I have avoided the task so far by pointing out that the aluminium ladder has become a little unstable and by generally playing on her insecurity that her aging sixty-six plus husband might take a bump. This has worked so far, but for how long? Aluminium ladders can be mended! Our departure from Patna has earned me a reprieve but how long can I be an exile?
I had asked my wife to buy me a pair of walking shoes and a couple of track pants. Normally I am pressurised into accompanying her on these missions because of size issues but over the years I have managed to find comprehensive strategies to evade the demand. But this time she did not say a word. I got my pair of shoes and track pants from Decathlon but the inventory included unintended trekking back pack, a pair of mountain trekking shoes, a rucksack, trekking gloves, trek zip off pants, a solid looking harness, and waterproof all-weather multilayer peel off jacket.

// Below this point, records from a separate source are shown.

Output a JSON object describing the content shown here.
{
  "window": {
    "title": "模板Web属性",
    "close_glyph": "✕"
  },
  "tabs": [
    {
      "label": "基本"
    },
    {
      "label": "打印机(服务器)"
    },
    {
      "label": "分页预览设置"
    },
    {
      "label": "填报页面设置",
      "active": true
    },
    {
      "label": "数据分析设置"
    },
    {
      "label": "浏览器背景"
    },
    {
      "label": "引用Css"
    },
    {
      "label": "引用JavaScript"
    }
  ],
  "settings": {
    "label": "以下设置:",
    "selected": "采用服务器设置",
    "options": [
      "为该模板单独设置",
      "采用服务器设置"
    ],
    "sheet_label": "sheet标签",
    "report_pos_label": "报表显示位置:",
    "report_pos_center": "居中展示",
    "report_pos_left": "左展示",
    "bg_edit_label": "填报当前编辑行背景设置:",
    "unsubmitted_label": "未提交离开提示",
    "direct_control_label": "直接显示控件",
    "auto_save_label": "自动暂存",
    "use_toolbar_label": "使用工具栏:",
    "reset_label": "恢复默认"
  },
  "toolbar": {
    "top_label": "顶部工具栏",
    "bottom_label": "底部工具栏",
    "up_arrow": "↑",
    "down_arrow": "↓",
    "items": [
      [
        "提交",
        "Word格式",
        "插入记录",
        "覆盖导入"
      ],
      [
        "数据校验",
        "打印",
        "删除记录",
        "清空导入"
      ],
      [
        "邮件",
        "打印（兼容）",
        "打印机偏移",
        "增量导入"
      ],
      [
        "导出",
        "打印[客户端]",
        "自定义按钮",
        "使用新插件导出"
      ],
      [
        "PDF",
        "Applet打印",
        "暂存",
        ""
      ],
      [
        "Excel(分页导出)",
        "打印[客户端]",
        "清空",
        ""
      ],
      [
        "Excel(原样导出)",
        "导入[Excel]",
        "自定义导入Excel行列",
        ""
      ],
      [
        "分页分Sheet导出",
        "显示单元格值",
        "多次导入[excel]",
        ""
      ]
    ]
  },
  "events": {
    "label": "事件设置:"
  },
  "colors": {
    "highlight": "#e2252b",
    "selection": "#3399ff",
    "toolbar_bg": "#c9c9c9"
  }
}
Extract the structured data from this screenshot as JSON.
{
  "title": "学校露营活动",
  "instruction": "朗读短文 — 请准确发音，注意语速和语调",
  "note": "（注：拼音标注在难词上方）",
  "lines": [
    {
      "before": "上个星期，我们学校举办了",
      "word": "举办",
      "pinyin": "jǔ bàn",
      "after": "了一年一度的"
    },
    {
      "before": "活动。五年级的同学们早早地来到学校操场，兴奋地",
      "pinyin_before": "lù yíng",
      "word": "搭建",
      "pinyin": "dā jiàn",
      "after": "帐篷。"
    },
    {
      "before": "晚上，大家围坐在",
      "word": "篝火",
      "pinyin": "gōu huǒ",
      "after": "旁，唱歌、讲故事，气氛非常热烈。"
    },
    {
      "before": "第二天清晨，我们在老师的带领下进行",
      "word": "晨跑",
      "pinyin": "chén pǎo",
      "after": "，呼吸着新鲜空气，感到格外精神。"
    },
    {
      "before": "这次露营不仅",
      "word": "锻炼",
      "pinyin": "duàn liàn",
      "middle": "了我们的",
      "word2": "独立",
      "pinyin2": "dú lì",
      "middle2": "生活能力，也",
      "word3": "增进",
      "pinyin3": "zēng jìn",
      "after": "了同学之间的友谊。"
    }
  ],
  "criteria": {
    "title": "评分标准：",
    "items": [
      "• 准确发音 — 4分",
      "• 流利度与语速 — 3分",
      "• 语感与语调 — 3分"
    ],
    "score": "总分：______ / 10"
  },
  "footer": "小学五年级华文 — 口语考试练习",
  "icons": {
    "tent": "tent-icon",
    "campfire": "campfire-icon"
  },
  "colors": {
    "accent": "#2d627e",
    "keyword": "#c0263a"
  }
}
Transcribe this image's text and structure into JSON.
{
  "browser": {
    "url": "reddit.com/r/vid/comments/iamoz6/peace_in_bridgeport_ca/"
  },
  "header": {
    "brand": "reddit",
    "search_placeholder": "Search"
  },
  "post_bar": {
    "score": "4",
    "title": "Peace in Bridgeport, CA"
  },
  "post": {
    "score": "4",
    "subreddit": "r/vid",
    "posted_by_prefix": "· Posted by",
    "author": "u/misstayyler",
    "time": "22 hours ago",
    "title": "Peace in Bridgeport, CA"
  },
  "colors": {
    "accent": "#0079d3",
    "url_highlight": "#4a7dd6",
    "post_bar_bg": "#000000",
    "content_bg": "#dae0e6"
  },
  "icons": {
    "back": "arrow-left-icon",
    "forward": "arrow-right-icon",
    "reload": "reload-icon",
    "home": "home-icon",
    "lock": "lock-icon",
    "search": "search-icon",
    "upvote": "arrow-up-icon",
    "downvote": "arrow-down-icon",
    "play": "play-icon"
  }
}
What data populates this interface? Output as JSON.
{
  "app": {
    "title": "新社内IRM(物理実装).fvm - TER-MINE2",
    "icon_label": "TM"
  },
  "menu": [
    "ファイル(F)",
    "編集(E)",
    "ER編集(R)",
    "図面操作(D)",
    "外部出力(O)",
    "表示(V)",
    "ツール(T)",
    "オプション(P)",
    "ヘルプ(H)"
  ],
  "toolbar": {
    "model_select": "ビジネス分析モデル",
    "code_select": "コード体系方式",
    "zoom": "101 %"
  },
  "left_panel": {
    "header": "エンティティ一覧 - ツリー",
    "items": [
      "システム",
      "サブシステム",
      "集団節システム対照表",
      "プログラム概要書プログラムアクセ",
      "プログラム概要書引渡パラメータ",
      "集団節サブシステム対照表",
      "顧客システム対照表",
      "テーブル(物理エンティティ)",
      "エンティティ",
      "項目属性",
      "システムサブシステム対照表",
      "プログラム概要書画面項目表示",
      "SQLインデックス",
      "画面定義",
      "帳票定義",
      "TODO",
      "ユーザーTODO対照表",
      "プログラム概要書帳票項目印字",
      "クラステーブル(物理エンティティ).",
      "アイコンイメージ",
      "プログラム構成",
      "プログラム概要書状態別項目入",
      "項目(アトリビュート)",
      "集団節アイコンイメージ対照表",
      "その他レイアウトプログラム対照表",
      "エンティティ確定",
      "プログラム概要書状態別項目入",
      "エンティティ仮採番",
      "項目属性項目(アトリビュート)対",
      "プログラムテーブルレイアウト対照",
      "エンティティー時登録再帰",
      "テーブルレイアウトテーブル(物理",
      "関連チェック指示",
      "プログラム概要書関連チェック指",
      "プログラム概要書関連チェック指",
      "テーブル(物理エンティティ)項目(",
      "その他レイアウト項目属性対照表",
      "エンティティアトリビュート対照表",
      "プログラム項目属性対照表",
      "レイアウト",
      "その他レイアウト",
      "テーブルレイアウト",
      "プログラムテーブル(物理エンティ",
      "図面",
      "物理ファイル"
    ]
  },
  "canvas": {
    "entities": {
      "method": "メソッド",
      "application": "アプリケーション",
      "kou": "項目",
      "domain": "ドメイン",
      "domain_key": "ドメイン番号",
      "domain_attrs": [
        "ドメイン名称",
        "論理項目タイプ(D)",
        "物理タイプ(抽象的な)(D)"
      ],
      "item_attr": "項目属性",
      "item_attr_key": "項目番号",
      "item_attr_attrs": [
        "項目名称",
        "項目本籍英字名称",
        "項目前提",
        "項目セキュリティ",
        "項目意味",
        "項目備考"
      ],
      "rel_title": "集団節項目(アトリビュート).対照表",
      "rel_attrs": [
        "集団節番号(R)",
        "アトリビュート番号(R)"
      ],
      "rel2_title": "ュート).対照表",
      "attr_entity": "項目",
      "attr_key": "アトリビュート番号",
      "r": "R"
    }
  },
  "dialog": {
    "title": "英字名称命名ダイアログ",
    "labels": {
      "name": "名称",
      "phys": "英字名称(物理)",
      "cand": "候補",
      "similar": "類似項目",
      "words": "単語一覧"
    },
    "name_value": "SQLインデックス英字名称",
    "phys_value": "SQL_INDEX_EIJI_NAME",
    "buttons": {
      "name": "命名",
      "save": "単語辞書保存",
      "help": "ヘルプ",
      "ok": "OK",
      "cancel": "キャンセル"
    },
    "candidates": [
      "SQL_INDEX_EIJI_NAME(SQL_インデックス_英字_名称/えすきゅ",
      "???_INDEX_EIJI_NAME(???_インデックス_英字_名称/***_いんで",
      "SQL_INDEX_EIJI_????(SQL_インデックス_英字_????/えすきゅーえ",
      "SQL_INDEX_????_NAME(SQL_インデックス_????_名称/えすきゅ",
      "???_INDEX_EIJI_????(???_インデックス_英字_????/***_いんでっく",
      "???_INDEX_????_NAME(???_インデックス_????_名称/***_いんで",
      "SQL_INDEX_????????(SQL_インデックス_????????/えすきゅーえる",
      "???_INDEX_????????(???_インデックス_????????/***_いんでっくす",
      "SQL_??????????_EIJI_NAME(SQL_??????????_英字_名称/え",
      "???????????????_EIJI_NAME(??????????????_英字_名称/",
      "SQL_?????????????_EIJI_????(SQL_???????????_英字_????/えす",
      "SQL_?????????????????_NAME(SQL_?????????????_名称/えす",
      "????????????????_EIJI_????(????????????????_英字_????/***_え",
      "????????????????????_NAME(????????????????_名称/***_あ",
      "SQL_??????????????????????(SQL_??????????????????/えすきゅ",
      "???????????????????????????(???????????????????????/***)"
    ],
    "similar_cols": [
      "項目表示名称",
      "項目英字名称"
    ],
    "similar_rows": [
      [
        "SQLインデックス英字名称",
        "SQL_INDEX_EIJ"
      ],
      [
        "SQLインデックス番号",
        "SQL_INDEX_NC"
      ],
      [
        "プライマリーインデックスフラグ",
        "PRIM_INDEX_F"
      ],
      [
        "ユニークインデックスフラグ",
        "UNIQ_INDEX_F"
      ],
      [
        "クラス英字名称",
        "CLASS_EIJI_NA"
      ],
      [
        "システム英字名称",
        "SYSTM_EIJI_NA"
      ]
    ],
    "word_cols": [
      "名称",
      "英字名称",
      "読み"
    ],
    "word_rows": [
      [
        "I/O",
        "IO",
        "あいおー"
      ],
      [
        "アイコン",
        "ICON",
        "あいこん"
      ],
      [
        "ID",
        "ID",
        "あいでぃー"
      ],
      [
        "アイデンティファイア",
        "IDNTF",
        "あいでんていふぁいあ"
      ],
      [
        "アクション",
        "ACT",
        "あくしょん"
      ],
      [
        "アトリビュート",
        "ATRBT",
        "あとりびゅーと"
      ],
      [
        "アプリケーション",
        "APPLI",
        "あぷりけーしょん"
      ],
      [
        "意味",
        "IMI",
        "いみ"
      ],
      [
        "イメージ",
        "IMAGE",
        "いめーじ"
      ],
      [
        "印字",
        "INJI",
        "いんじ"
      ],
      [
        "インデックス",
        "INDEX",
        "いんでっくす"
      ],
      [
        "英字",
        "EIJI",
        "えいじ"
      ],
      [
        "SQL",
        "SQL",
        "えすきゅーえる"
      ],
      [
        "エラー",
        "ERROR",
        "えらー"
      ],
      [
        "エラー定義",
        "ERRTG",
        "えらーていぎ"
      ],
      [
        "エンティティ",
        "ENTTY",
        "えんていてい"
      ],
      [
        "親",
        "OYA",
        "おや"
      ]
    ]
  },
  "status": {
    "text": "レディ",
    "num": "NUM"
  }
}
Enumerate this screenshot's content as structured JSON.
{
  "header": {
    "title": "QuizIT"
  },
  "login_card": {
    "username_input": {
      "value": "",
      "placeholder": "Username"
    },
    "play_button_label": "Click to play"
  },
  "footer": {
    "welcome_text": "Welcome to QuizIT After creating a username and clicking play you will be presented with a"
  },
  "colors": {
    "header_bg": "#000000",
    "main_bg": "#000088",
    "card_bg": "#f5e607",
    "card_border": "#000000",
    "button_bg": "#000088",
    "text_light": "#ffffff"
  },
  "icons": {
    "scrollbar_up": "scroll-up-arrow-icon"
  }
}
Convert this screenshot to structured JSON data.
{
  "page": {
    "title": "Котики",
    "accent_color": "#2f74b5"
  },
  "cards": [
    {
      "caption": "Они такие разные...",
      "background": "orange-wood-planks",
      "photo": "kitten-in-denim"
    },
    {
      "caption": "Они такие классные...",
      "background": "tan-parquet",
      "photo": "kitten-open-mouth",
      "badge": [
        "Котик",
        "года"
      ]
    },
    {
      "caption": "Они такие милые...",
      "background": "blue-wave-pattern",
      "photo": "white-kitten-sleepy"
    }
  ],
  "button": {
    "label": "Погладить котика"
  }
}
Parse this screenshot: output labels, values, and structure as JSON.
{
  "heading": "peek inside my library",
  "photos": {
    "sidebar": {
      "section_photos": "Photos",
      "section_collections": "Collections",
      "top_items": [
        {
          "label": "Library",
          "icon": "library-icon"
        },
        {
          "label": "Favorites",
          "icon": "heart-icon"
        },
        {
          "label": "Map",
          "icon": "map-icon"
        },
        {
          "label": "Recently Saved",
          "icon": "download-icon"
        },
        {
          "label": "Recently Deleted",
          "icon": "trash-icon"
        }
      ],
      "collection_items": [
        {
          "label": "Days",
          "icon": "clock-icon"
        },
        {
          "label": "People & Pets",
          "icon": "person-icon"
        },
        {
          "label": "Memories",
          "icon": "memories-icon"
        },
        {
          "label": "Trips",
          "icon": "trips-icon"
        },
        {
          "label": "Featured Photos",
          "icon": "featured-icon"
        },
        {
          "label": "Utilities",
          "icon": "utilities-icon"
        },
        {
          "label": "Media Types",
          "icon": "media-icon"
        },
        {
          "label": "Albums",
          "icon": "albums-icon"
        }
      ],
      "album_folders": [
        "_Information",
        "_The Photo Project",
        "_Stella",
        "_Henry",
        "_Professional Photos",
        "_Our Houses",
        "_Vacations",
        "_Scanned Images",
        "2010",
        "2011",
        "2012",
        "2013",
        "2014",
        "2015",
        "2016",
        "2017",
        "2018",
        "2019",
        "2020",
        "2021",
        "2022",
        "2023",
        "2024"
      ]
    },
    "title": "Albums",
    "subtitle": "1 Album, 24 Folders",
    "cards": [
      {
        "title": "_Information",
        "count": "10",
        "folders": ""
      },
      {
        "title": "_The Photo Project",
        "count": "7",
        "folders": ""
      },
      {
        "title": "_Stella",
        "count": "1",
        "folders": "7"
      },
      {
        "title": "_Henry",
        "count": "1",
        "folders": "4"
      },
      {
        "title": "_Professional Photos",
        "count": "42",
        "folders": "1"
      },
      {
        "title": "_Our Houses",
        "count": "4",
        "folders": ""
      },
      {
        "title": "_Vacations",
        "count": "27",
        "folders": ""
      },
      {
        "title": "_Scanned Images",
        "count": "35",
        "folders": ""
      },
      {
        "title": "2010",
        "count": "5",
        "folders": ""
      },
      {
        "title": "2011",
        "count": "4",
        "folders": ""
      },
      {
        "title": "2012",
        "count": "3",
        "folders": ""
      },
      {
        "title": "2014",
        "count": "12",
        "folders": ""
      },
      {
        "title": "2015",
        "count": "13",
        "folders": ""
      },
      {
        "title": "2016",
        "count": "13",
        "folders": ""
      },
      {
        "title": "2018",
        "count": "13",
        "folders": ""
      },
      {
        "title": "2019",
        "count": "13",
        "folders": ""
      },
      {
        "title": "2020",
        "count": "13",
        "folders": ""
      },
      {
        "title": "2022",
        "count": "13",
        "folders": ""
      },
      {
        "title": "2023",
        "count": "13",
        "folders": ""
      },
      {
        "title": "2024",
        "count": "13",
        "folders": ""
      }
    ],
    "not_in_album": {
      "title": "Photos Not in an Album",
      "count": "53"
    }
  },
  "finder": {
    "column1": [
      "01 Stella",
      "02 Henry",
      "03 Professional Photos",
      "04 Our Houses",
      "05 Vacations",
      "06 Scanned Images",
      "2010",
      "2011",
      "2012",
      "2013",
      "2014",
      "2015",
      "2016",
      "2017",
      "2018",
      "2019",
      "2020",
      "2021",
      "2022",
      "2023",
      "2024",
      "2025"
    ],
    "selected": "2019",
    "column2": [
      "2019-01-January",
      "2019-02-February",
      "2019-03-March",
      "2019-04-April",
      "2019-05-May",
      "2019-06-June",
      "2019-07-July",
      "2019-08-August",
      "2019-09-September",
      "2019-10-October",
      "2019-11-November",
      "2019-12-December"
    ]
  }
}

She sat down triumphantly. "When we get back to Patna you are going to go on your climbing expedition and plant the books in proper order, tidy up the clutter on the lower reaches and leave no waste on the top. You are equipped for every season and every eventuality; the activity is perfectly legal and does not violate any of your human rights. I checked up with our family lawyer."
It has steeled my resolution. I shall arise and go now and go to the Arctic tundra, report triumphantly for the Facebook, wearing all that gear, petting a caribou or riding a sled. Chase the lions chasing antelopes and gazelles for lunch in the Serengeti Savannahs in the darkest Africa. At least I would earn some admiring oohs and aahs from known and unknown women friends!
India Today magazine once referred to Manoje Nath, a 1973-batch IPS officer, as being fiercely independent, honest, and upright. Besides his numerous official reports on various issues exposing corruption in the bureaucracy in Bihar, Nath is also a writer extraordinaire expressing his thoughts on subjects ranging from science fiction to the effects of globalization. His sense of humor was evident through his extremely popular series named "Gulliver in Pataliputra" and "Modest Proposals" that were published in the local newspapers.